ANYONE WHO has suffered a Chinese burn as a child will remember the pain when two hands grip the forearm and twist the skin in opposite directions. Americans doing business in China know the feeling well. The growing strategic rivalry between the two superpowers is putting pressure on American businesses and investors in two ways. One grip on the forearm is that of the American government, which is increasing scrutiny of American firms operating in China on national-security and human-rights grounds. The other is that of China’s Communist regime, which is attempting to force companies in China, including foreign ones, to bend to its rules. At worst, this means pushing them to assist China’s armed forces and its police state. That presents firms with a big ethical quandary.
The predicament is unprecedented. During the cold war business was largely untroubled by superpower rivalry because the Soviet Union was an unwelcoming, closed economy. China, by contrast, is America’s biggest trading partner. Americans have invested more than $250bn in the country since 1990. The weight that Chinese firms listed on the mainland have in equity benchmarks such as the MSCI index is rising. Whatever the outcome of trade talks between President Donald Trump and his Chinese counterpart, Xi Jinping, heightened attention to security-related matters has made life uncomfortable for Chinese firms like Huawei. American companies are smarting, too.
Google is the most prominent example. It pulled out of China in 2010 after refusing to permit censorship on its platform. Aspects of its recent return have been lambasted by Mr Trump and General Joseph Dunford, chairman of America’s joint chiefs of staff. General Dunford’s concerns revolve around an artificial-intelligence (AI) centre that Google set up in Beijing in 2017. He says development of AI in China supports an authoritarian government, and ultimately its army. Google’s boss, Sundar Pichai, met both men recently and offered reassurances that the centre creates innocuous open-source tools available to everyone, not just the Chinese. Meanwhile, protests from outraged Googlers last August forced Mr Pichai to suspend a project, code-named “Dragonfly”, for a Chinese search engine that may have let censors in.
Another source of concern for companies and investors is Xinjiang. Authorities in the western Chinese province have sent up to 1m members of the Uighur Muslim minority to “re-education camps”. This year two American firms have been forced by unflattering media reports to sever ties with the state. Thermo Fisher Scientific, a medical-technology firm, stopped selling gene-sequencing instruments that were used to trace Uighurs’ DNA. Badger Sportswear, a big American clothing company, cut links with a Chinese supplier suspected of using Uighur forced labour.
Attention is moving to Chinese firms linked to Xinjiang that are part of the MSCI index. For instance, American fund managers have flocked to buy Hikvision, a China-based supplier of surveillance cameras with a booming global business. It has now been put on a blacklist by the American government. Some investors are dropping it like a stone. Their reputations are also on the line.
Doing business with unsavoury regimes is always fraught with risk. But in China the stakes are rising. Two decades ago, as the Communist state was opening up to trade, Western governments blithely assumed that foreign investment would help democratise it. Instead, the lure of its huge market led some firms to compromise their integrity. For a long time foreign corporations there worried more about business risks, such as intellectual-property theft, than reputational ones. This is changing as Mr Xi strengthens party control over business at home and turns more belligerent abroad. Last year some American airlines, and the Marriott hotel chain, had to change how they referred to Taiwan, which China regards as a renegade province.
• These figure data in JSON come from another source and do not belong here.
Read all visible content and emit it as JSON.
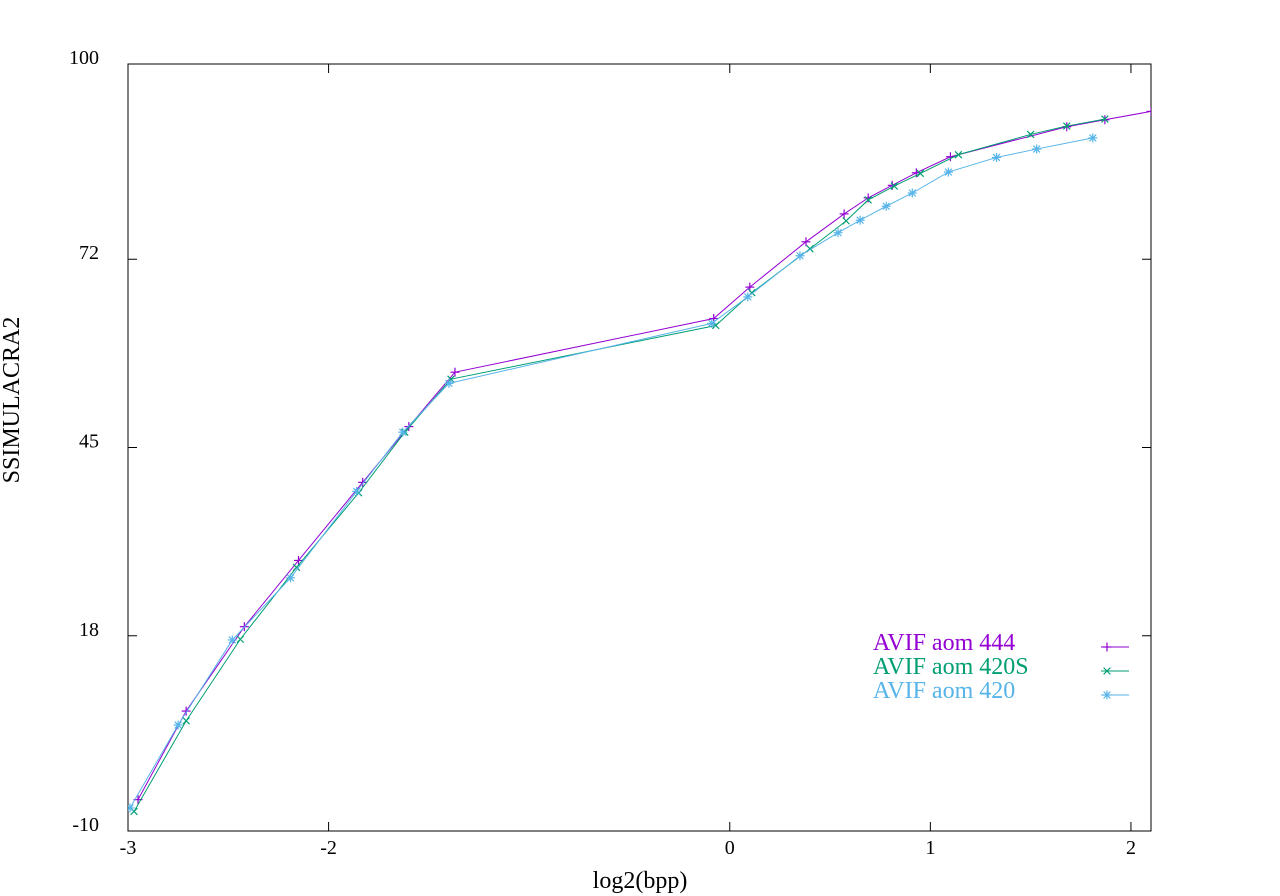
{
  "chart_data": {
    "type": "line",
    "title": "",
    "xlabel": "log2(bpp)",
    "ylabel": "SSIMULACRA2",
    "xlim": [
      -3,
      2.1
    ],
    "ylim": [
      -10,
      100
    ],
    "x_ticks": [
      -3,
      -2,
      0,
      1,
      2
    ],
    "x_tick_labels": [
      "-3",
      "-2",
      "0",
      "1",
      "2"
    ],
    "y_ticks": [
      -10,
      18,
      45,
      72,
      100
    ],
    "y_tick_labels": [
      "-10",
      "18",
      "45",
      "72",
      "100"
    ],
    "grid": false,
    "legend_position": "bottom-right",
    "series": [
      {
        "name": "AVIF aom 444",
        "color": "#9400d3",
        "marker": "plus",
        "points": [
          [
            -2.95,
            -5.5
          ],
          [
            -2.71,
            7.2
          ],
          [
            -2.42,
            19.3
          ],
          [
            -2.15,
            28.8
          ],
          [
            -1.83,
            40.0
          ],
          [
            -1.6,
            48.0
          ],
          [
            -1.37,
            55.8
          ],
          [
            -0.08,
            63.5
          ],
          [
            0.1,
            68.0
          ],
          [
            0.38,
            74.5
          ],
          [
            0.57,
            78.5
          ],
          [
            0.69,
            80.8
          ],
          [
            0.81,
            82.6
          ],
          [
            0.93,
            84.4
          ],
          [
            1.1,
            86.7
          ],
          [
            1.68,
            91.0
          ],
          [
            1.87,
            92.0
          ],
          [
            2.1,
            93.2
          ]
        ]
      },
      {
        "name": "AVIF aom 420S",
        "color": "#009e73",
        "marker": "x",
        "points": [
          [
            -2.97,
            -7.2
          ],
          [
            -2.71,
            5.8
          ],
          [
            -2.44,
            17.5
          ],
          [
            -2.16,
            27.8
          ],
          [
            -1.85,
            38.5
          ],
          [
            -1.62,
            47.2
          ],
          [
            -1.39,
            54.8
          ],
          [
            -0.07,
            62.5
          ],
          [
            0.11,
            67.2
          ],
          [
            0.4,
            73.5
          ],
          [
            0.58,
            77.5
          ],
          [
            0.69,
            80.5
          ],
          [
            0.82,
            82.5
          ],
          [
            0.95,
            84.3
          ],
          [
            1.14,
            87.0
          ],
          [
            1.5,
            89.9
          ],
          [
            1.68,
            91.1
          ],
          [
            1.87,
            92.1
          ]
        ]
      },
      {
        "name": "AVIF aom 420",
        "color": "#56b4e9",
        "marker": "star",
        "points": [
          [
            -2.99,
            -6.7
          ],
          [
            -2.75,
            5.2
          ],
          [
            -2.48,
            17.4
          ],
          [
            -2.19,
            26.3
          ],
          [
            -1.86,
            38.7
          ],
          [
            -1.63,
            47.2
          ],
          [
            -1.4,
            54.2
          ],
          [
            -0.09,
            62.8
          ],
          [
            0.09,
            66.6
          ],
          [
            0.35,
            72.5
          ],
          [
            0.54,
            75.8
          ],
          [
            0.65,
            77.6
          ],
          [
            0.78,
            79.6
          ],
          [
            0.91,
            81.5
          ],
          [
            1.09,
            84.5
          ],
          [
            1.33,
            86.6
          ],
          [
            1.53,
            87.8
          ],
          [
            1.81,
            89.4
          ]
        ]
      }
    ]
  }
}
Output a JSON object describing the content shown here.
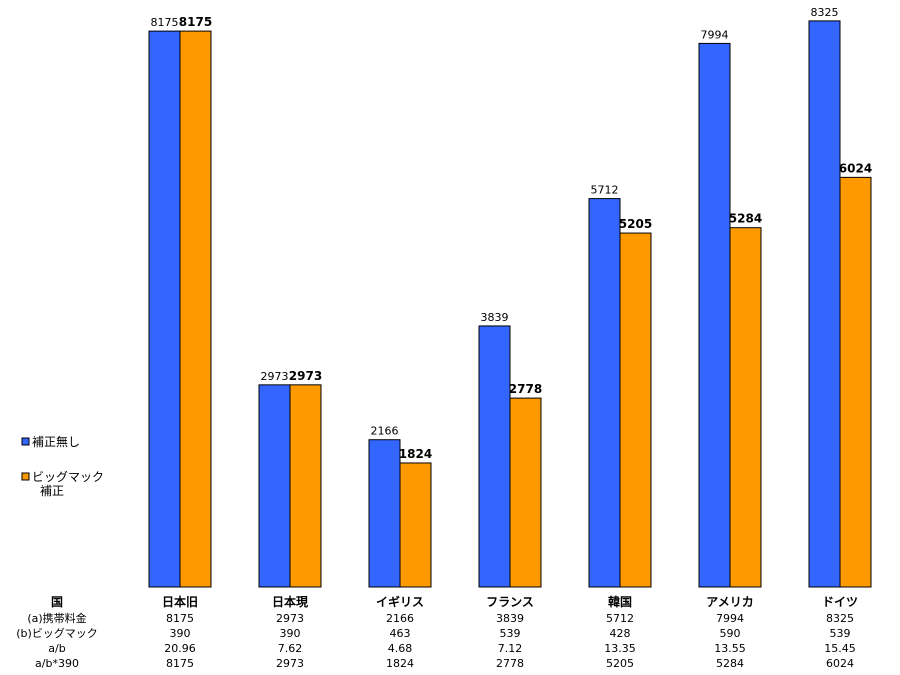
{
  "chart_data": {
    "type": "bar",
    "categories": [
      "日本旧",
      "日本現",
      "イギリス",
      "フランス",
      "韓国",
      "アメリカ",
      "ドイツ"
    ],
    "series": [
      {
        "name": "補正無し",
        "color": "#3366ff",
        "values": [
          8175,
          2973,
          2166,
          3839,
          5712,
          7994,
          8325
        ]
      },
      {
        "name": "ビッグマック補正",
        "color": "#ff9900",
        "values": [
          8175,
          2973,
          1824,
          2778,
          5205,
          5284,
          6024
        ]
      }
    ],
    "legend": {
      "position": "left",
      "items": [
        "補正無し",
        "ビッグマック\n補正"
      ]
    },
    "ylim": [
      0,
      8500
    ],
    "grid": false,
    "table": {
      "header_label": "国",
      "rows": [
        {
          "label": "(a)携帯料金",
          "values": [
            "8175",
            "2973",
            "2166",
            "3839",
            "5712",
            "7994",
            "8325"
          ]
        },
        {
          "label": "(b)ビッグマック",
          "values": [
            "390",
            "390",
            "463",
            "539",
            "428",
            "590",
            "539"
          ]
        },
        {
          "label": "a/b",
          "values": [
            "20.96",
            "7.62",
            "4.68",
            "7.12",
            "13.35",
            "13.55",
            "15.45"
          ]
        },
        {
          "label": "a/b*390",
          "values": [
            "8175",
            "2973",
            "1824",
            "2778",
            "5205",
            "5284",
            "6024"
          ]
        }
      ]
    }
  }
}
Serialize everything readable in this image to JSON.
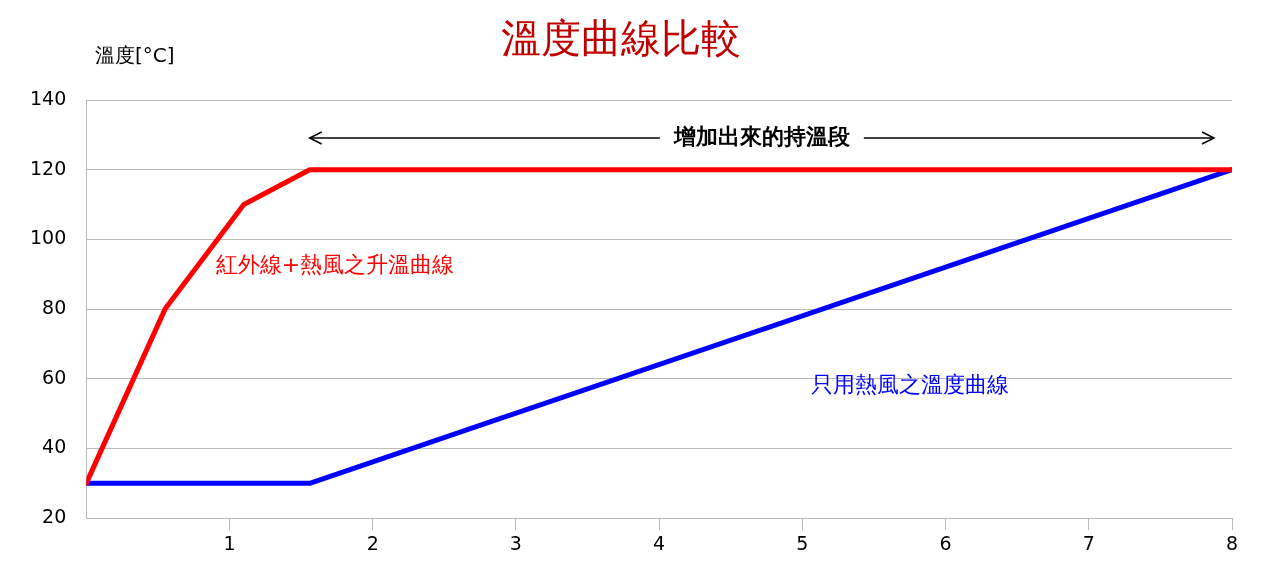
{
  "chart_data": {
    "type": "line",
    "title": "溫度曲線比較",
    "ylabel": "溫度[°C]",
    "xlim": [
      0,
      8
    ],
    "xticks": [
      1,
      2,
      3,
      4,
      5,
      6,
      7,
      8
    ],
    "ylim": [
      20,
      140
    ],
    "yticks": [
      20,
      40,
      60,
      80,
      100,
      120,
      140
    ],
    "grid": "y",
    "legend": false,
    "marker": "none",
    "line_style": "solid",
    "annotations": [
      "增加出來的持溫段"
    ],
    "series": [
      {
        "name": "紅外線+熱風之升溫曲線",
        "color": "#ff0000",
        "x": [
          0,
          0.55,
          1.1,
          1.56,
          8
        ],
        "values": [
          30,
          80,
          110,
          120,
          120
        ]
      },
      {
        "name": "只用熱風之溫度曲線",
        "color": "#0000ff",
        "x": [
          0,
          1.56,
          8
        ],
        "values": [
          30,
          30,
          120
        ]
      }
    ]
  }
}
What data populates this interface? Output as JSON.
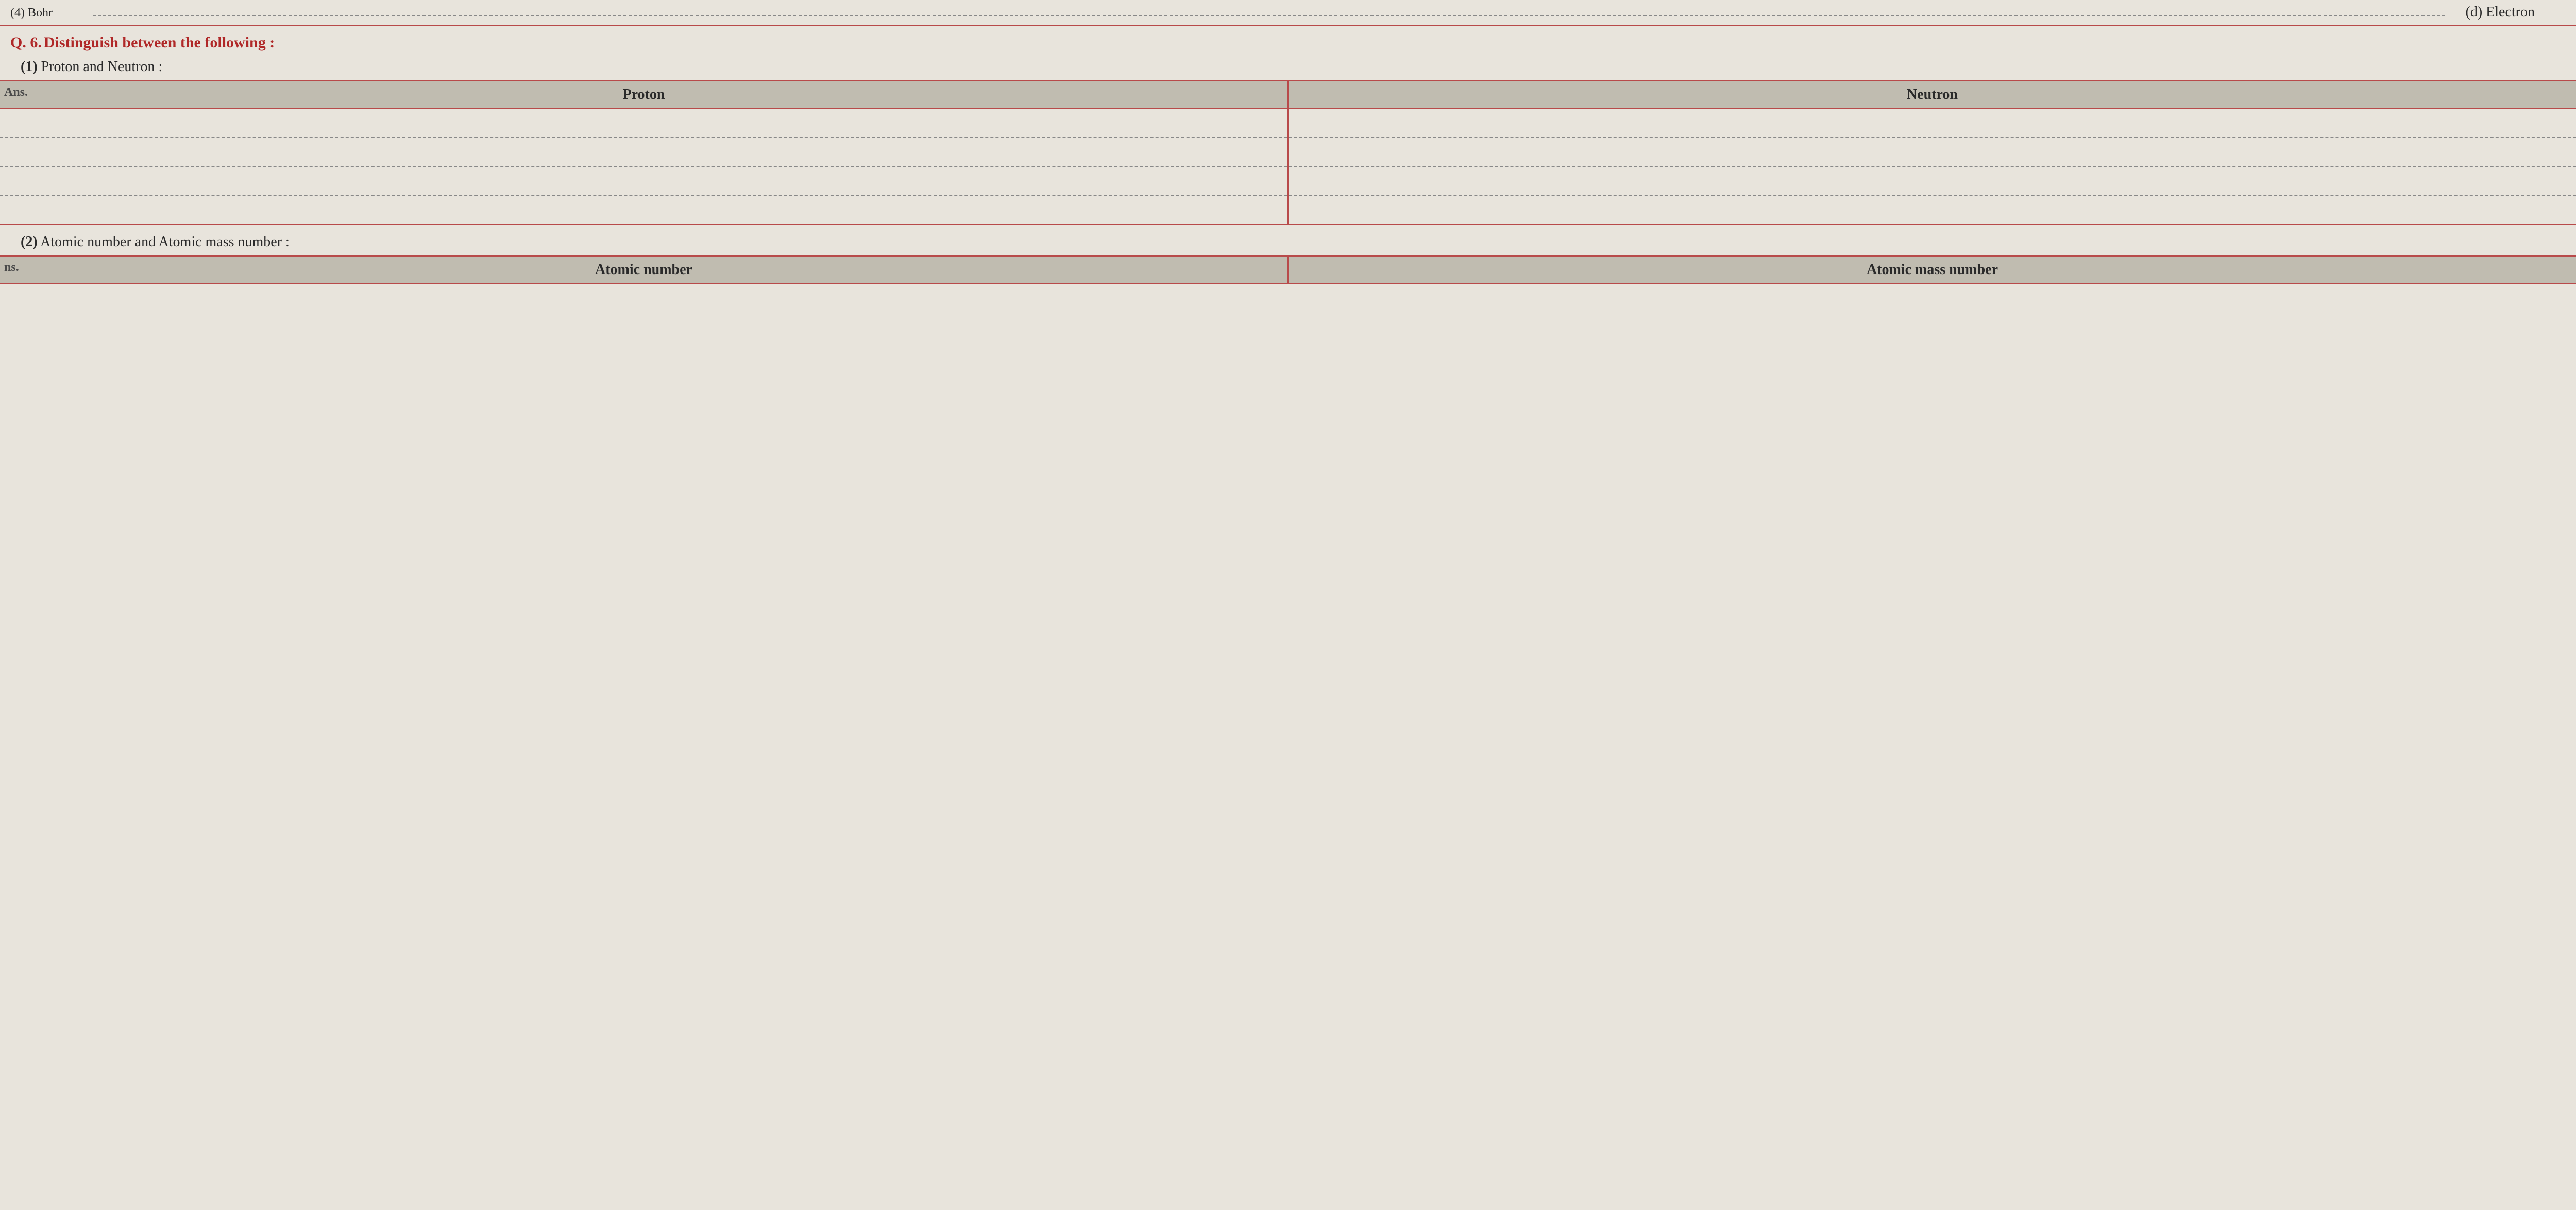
{
  "top_partial": {
    "left_label": "(4) Bohr",
    "right_label": "(d) Electron"
  },
  "question": {
    "number": "Q. 6.",
    "text": "Distinguish between the following :"
  },
  "sub1": {
    "num": "(1)",
    "text": "Proton and Neutron :",
    "ans_label": "Ans.",
    "col1_header": "Proton",
    "col2_header": "Neutron",
    "blank_rows": 4
  },
  "sub2": {
    "num": "(2)",
    "text": "Atomic number and Atomic mass number :",
    "ans_label": "ns.",
    "col1_header": "Atomic number",
    "col2_header": "Atomic mass number"
  },
  "colors": {
    "rule": "#b84a4a",
    "heading": "#b02828",
    "header_bg": "#c0bcb0",
    "page_bg": "#e8e4dc",
    "dash": "#888888",
    "text": "#2a2a2a"
  }
}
The growing importance of technology makes the minefield trickier to negotiate. It is ludicrous to think that American tech firms will stop doing business in China. It is a hub of innovation, with legions of coders and endless fields of data. Amazon Web Services and Microsoft are setting up their own AI centres in Shanghai. But just as Western politicians and voters fear that such technologies, as well as improving people’s lives, will destroy privacy, so in China the line between their use for civilian benefit and for repression may blur. The risk of missteps is high.
I spy with my ai
Scrutiny is coming from many directions. The Trump administration, though loth to condemn human-rights abuses among allies like Saudi Arabia, is paying more attention to Xinjiang, not least because of pressure from Congress. On April 3rd a bipartisan group of lawmakers urged the administration to impose tougher restrictions on security firms like Hikvision, investigate their role in global financial markets and ensure that American firms do not assist in the “vast civilian surveillance or big-data predictive policing” in Xinjiang.
Employees and human-rights groups are also watching carefully, as Google has discovered. That said, American companies also have many Chinese employees, who may be more tolerant of state meddling. Companies are going to find that they have to reveal uncomfortable details about the risks of operating in an authoritarian state. Roger Robinson, head of RWR Advisory, a risk-management consultancy, says the momentum in Washington to demand more openness from Chinese and Western firms on such matters is growing. Those in the West can seize the moral high ground, refusing to sacrifice their principles to satisfy the demands of the Chinese state. That may seem like a high-risk strategy. But in the long run people respect firms that stand up for their values—just as they would a person enduring a Chinese burn without begging for mercy.